Ignition Coils and Transformers
FIGURE 36-44
Typical ignition coils.

Ignition coils and transformers both operate under the principles of electromagnetic induction Figure 36-44. They use electromagnetism to produce electricity, rather than mechanical movement. An ignition coil can be described as a step-up transformer. This is because the output can be 60 kilovolts (or more), which is higher than the input, nominally 12 volts.

Two sets of coil windings are used. One coil, referred to as a primary winding, is wound around a second, the secondary winding. The primary coil typically has 200 to 300 turns of light-gauge wire while the secondary has approximately 30,000 to 60,000 turns of very fine wire. When current is passed through the primary winding, the magnetic field builds surrounding both the windings. When the current is turned off, the magnetic field collapses with enough speed to induce high voltage in the primary winding (self-induction) and very high voltage in the secondary winding (mutual induction) by the rapidly moving (collapsing) magnetic field. Voltage is induced into each of the thousands of windings of the secondary coil. This voltage is strong enough to overcome the infinite resistance of the spark plug gap and push current across the gap, causing a spark with enough heat to ignite the air-fuel mixture in the cylinder.

The transformer action causes heat to be produced. In the past, the internal coils were immersed in cooling oil, allowing the heat to be conducted to the case. Modern ignition coils do not use oil. They are usually constructed using a heat-conducting hard resin and are cooled by their location on a heat sink or in a stream of air. The advent of computer controls has allowed the time that current flows through the primary windings to be minimized to reduce heat and electrical loads, while still providing enough spark to ignite the air-fuel mixture.

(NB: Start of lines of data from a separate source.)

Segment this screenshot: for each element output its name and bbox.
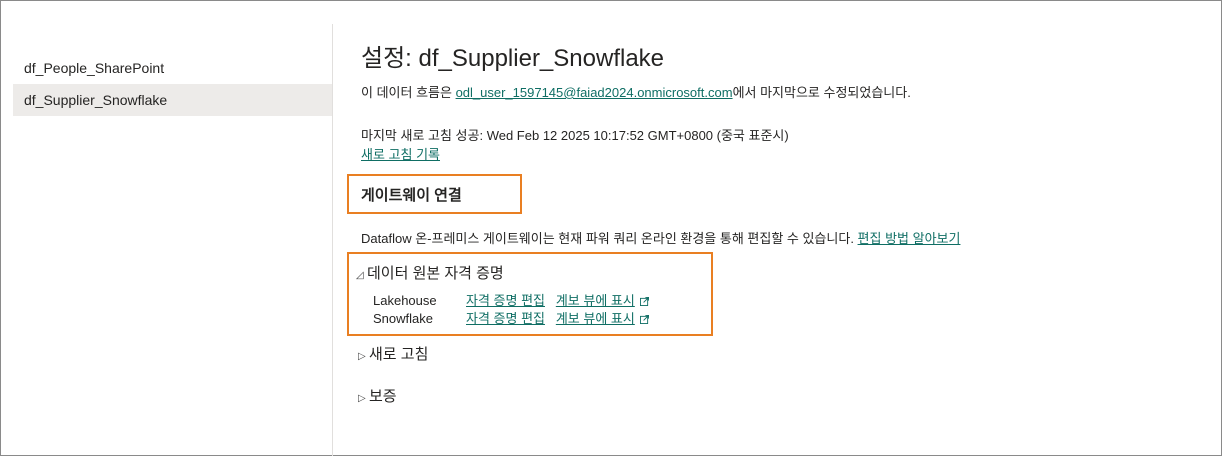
expand-triangle-icon: ▷	[358, 393, 366, 404]
refresh-history-row: 새로 고침 기록	[361, 144, 440, 163]
refresh-section-label: 새로 고침	[369, 346, 429, 363]
credentials-section-header[interactable]: ◿ 데이터 원본 자격 증명	[356, 262, 504, 283]
view-lineage-link[interactable]: 계보 뷰에 표시	[556, 293, 635, 308]
modified-user-link[interactable]: odl_user_1597145@faiad2024.onmicrosoft.c…	[456, 85, 733, 100]
sidebar: df_People_SharePoint df_Supplier_Snowfla…	[13, 52, 332, 116]
credential-source-name: Snowflake	[373, 311, 433, 326]
external-link-icon	[639, 297, 649, 307]
gateway-connection-heading: 게이트웨이 연결	[361, 187, 462, 204]
endorsement-section-header[interactable]: ▷ 보증	[358, 385, 397, 406]
learn-edit-link[interactable]: 편집 방법 알아보기	[858, 231, 961, 246]
title-separator: :	[405, 45, 412, 72]
modified-info: 이 데이터 흐름은 odl_user_1597145@faiad2024.onm…	[361, 82, 911, 101]
sidebar-item-df-people-sharepoint[interactable]: df_People_SharePoint	[13, 52, 332, 84]
sidebar-item-df-supplier-snowflake[interactable]: df_Supplier_Snowflake	[13, 84, 332, 116]
gateway-description: Dataflow 온-프레미스 게이트웨이는 현재 파워 쿼리 온라인 환경을 …	[361, 228, 960, 247]
refresh-section-header[interactable]: ▷ 새로 고침	[358, 343, 428, 364]
expand-triangle-icon: ▷	[358, 351, 366, 362]
refresh-history-link[interactable]: 새로 고침 기록	[361, 147, 440, 162]
external-link-icon	[639, 315, 649, 325]
sidebar-divider	[332, 24, 333, 456]
title-prefix: 설정	[361, 44, 406, 72]
modified-suffix: 에서 마지막으로 수정되었습니다.	[732, 85, 911, 100]
view-lineage-link[interactable]: 계보 뷰에 표시	[556, 311, 635, 326]
credential-row-snowflake: Snowflake 자격 증명 편집 계보 뷰에 표시	[373, 308, 649, 327]
edit-credentials-link[interactable]: 자격 증명 편집	[466, 293, 545, 308]
credentials-header-label: 데이터 원본 자격 증명	[367, 265, 504, 282]
page-title: 설정: df_Supplier_Snowflake	[361, 38, 664, 73]
title-dataflow-name: df_Supplier_Snowflake	[418, 45, 665, 72]
collapse-triangle-icon: ◿	[356, 270, 364, 281]
sidebar-item-label: df_People_SharePoint	[24, 60, 165, 76]
sidebar-item-label: df_Supplier_Snowflake	[24, 92, 168, 108]
last-refresh-text: 마지막 새로 고침 성공: Wed Feb 12 2025 10:17:52 G…	[361, 128, 789, 143]
credential-source-name: Lakehouse	[373, 293, 437, 308]
gateway-desc-text: Dataflow 온-프레미스 게이트웨이는 현재 파워 쿼리 온라인 환경을 …	[361, 231, 858, 246]
credential-row-lakehouse: Lakehouse 자격 증명 편집 계보 뷰에 표시	[373, 290, 649, 309]
endorsement-section-label: 보증	[369, 388, 397, 405]
modified-prefix: 이 데이터 흐름은	[361, 85, 456, 100]
edit-credentials-link[interactable]: 자격 증명 편집	[466, 311, 545, 326]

Step-down transformers operate under the same operating principles. The only difference is that the secondary coil has fewer turns than the primary, providing a lower induced output. These transformers are used on power poles to lower the voltage to your house or school and on low-voltage devices in your home that are plugged into your 110-volt outlets, such as cell phone chargers.

Technician Tip
You might expect a transformer to be a great way to boost the amount of electrical power that is transmitted, but it isn’t. The amount of power after the transformation is relatively the same as before the transformation. For example, if we raise the voltage from 12 volts to 120 volts, the amperage will decrease from, say, 10 amps to 1 amp. Thus, the wattage stays the same:

12 volts × 10 amps = 120 watts

120 volts × 1 amp = 120 watts

Also, remember that transformers are not 100% efficient, so some of the power is lost as heat.